The representative chemical structures show various function groups, such as –CH3, P=S, -P-O-R that are assumed to be candidate substrates for various enzymatic reactions. QSAR approach was used to predict the metabolism and kinetic profiles(OECD ToolBox version 1.1).Metabolites were not identified by skin metabolism simulator, but identified by microbial (may be similar to intestinal microflora) and liver metabolism simulators, and the representative function groups and possible transforming products were showed as following:

-CH3: Hydroxylation/dehydrogenation followed by undergoing series oxidation reaction mediated by P450 and transformed to -COOH.

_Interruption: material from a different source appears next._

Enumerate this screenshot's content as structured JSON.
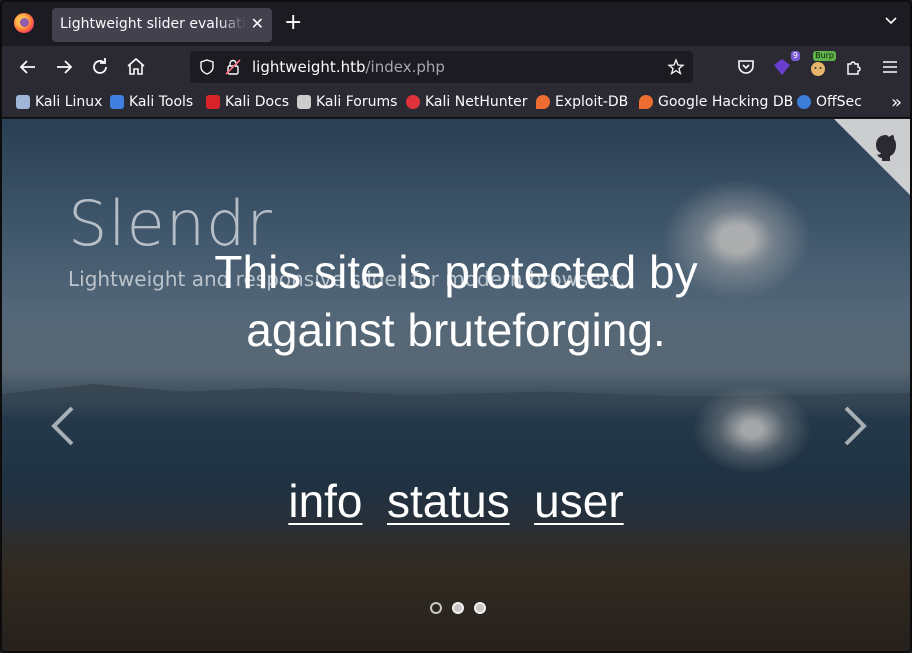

-O-P-: Phosphoric acid esterase (microbial metabolism simulator);

-P=S: Oxidation probably mediated by monooxygenases to form –P=O (microbial metabolism simulator);

Based on QSAR assay, no structural alert identified for protein or DNA binding, indicating that the test substance was not transformed to toxic metabolites. This assumption was supported by genotoxicity tests (non-genotoxic, non-cytogenic), and repeated-dose toxicity tests on the test substance (no neoplastic lesions were observed in the 28 day study or OECD 421 study).

 

Excretion

The metabolic assessment indicates that this substance will undergo biotransformation, and form breakdown products. If these metabolites were not assimilated into normal cellular metabolic pathways, they were expected to be conjugated by phase II enzymes and readily undergo routine renal or biliary excretion, or eliminated unchanged.

SUMMARY

The physicochemical properties and toxicity studies in animals provide sufficient supports in determining the ADME profile for the test substance. It is concluded that absorption via GI-tract, skin or after inhalation is irrelevant; distribution via blood to target organs of toxicity is possible, and metabolic changes are assumed, elimination is expected, and bioaccumulation supposed to be not relevant, and therefore may substitute for animal tests.